A 40 años de la muerte de Cus D’Amato, Mike Tyson regresó al gimnasio de Catskill, Nueva York, donde comenzó su historia en el boxeo, para rendir homenaje al hombre que —según sus propias palabras— lo salvó de las calles y lo convirtió en campeón del mundo.

El excampeón recordó entre lágrimas cómo conoció a D’Amato en 1980, cuando tenía 13 años y cumplía una condena en el centro penitenciario de Elmwood.
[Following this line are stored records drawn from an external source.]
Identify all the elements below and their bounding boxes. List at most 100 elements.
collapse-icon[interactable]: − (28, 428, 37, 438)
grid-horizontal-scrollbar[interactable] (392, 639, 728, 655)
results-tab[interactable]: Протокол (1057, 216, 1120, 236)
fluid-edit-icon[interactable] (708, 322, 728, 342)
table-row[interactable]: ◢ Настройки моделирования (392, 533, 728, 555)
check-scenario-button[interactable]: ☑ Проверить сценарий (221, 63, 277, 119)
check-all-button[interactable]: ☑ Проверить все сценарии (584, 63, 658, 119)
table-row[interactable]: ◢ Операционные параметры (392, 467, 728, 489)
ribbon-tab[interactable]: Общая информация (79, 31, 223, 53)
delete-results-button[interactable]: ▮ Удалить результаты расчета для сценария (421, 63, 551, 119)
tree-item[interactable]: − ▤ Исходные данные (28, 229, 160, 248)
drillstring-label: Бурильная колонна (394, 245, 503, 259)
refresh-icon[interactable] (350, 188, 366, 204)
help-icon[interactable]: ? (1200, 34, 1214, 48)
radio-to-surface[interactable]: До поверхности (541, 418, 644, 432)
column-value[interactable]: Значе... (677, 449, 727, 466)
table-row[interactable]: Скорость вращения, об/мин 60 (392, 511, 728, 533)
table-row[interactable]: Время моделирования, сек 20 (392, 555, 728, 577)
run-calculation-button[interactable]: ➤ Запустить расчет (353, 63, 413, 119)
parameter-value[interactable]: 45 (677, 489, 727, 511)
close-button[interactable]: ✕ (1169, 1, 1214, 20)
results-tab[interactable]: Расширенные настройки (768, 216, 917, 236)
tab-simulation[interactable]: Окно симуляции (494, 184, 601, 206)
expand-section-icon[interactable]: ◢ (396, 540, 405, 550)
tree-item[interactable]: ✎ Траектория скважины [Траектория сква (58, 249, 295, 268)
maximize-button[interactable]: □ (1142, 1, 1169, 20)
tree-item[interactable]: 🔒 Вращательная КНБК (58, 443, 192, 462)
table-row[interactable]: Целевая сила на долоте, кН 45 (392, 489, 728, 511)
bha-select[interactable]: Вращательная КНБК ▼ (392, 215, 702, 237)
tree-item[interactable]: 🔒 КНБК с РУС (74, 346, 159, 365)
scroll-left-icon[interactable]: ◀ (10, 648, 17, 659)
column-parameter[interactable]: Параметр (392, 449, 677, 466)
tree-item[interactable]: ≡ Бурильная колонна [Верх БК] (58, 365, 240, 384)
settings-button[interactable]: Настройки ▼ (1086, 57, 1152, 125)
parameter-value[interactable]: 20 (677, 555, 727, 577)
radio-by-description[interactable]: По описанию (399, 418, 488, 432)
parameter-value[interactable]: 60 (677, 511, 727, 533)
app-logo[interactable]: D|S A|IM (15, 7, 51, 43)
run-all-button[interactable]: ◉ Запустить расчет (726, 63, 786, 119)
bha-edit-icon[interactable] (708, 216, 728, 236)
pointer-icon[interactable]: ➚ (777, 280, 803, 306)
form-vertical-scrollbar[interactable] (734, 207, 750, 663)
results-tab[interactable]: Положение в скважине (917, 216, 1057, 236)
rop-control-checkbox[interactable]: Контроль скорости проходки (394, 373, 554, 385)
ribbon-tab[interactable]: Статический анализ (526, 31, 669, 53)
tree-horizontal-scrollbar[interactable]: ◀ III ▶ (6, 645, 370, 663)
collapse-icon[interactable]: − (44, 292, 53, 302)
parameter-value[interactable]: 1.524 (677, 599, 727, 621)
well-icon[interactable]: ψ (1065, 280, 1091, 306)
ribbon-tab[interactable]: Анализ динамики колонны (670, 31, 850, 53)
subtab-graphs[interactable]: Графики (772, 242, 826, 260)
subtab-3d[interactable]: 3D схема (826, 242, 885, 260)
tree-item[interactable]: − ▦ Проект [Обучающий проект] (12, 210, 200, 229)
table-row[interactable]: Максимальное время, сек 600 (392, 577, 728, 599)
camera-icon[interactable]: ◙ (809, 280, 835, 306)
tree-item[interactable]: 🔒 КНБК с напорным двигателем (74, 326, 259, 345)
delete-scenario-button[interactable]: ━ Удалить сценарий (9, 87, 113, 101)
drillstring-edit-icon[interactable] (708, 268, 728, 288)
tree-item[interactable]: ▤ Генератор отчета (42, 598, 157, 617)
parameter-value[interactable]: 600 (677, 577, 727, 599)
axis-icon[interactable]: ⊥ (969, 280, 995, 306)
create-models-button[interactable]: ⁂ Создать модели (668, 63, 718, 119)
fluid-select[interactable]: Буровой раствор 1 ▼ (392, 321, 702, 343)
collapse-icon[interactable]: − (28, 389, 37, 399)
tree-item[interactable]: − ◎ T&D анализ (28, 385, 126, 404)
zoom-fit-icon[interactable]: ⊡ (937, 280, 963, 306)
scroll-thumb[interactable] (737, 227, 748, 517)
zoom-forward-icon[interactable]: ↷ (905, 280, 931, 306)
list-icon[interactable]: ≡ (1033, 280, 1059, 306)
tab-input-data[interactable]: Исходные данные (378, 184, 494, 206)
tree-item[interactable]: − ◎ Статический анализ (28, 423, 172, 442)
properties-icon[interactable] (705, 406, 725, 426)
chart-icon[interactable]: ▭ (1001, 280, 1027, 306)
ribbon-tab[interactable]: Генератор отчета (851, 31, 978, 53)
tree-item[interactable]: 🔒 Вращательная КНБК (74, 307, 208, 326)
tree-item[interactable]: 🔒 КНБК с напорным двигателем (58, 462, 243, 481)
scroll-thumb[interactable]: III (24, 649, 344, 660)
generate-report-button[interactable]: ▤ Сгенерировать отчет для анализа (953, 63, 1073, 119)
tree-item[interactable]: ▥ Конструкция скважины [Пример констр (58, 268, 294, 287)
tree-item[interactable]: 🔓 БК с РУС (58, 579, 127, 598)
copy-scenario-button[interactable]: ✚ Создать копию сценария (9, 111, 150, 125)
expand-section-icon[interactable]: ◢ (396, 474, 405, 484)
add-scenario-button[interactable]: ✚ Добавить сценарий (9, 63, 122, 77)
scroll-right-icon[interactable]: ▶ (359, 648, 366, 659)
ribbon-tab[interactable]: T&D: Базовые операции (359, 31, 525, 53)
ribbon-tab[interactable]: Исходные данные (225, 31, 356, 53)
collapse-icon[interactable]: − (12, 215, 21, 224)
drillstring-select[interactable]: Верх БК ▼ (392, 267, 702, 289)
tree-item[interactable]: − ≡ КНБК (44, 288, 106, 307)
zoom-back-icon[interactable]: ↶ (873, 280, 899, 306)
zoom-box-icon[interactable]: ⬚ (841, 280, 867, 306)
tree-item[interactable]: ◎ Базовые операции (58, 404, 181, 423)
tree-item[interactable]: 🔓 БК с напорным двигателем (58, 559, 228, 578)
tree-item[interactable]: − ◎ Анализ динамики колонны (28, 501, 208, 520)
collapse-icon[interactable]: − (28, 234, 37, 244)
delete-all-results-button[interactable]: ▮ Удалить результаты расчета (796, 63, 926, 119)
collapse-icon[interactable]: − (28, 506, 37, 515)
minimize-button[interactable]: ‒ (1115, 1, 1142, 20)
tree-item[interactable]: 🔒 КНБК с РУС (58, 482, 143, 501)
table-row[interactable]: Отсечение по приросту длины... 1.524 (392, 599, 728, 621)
Fue Bobby Stewart, un terapeuta irlandés y exboxeador, quien lo presentó con el legendario entrenador que había guiado a Floyd Patterson. “Bobby me llevó a conocer a Cus y enseguida empecé a pensar que algo andaba mal porque estaba hablando de que yo me quisiera a mí mismo”, contó Tyson ante cientos de asistentes.

A los 16 años, Tyson se mudó a la casa de D’Amato y su esposa Camille, quienes se convirtieron en sus tutores legales. Bajo su cuidado, el joven de Brownsville aprendió disciplina, estrategia y mentalidad ganadora. “Cuando conocí a Cus, mi autoestima era tan baja que prácticamente no existía. Lo único que conocía eran las calles y que todos mis amigos habían muerto por las drogas”, recordó. “Si no hubiera conocido a Bobby Stewart y a Cus, habría seguido el mismo camino que todos mis amigos”.

En el acto, realizado el sábado pasado, la calle Upper Main fue cerrada para permitir que Tyson hablara frente al gimnasio, hoy convertido en una escuela sin fines de lucro llamada Cus D’Amato KO. Ahí, el exboxeador resumió la huella que su mentor dejó en su vida: “Cus D’Amato, ese tipo tan peculiar, me convirtió en la persona más famosa del mundo. Me enseñó que mi mente era más grande que el universo”.

Con voz quebrada, Tyson dijo que la manera de hacer feliz a D’Amato era “noquear a la gente”, pues su entrenador era un hombre duro y metódico. “Sabía cómo golpear las cuencas de los ojos y los pómulos, y él me enseñó. Ese era su trabajo: crear boxeadores. El mío era noquear a todos, pero había algo más. Aprendí a sobrevivir. Aprendí a quererme a mí mismo. Si yo pude, cualquiera puede”, expresó.

D’Amato murió en 1985, poco antes de ver a su pupilo coronarse como el campeón más joven de la historia del peso pesado. Sin embargo, su legado sigue vivo en cada golpe y en la voz agradecida de quien alguna vez fue el chico más temido del ring.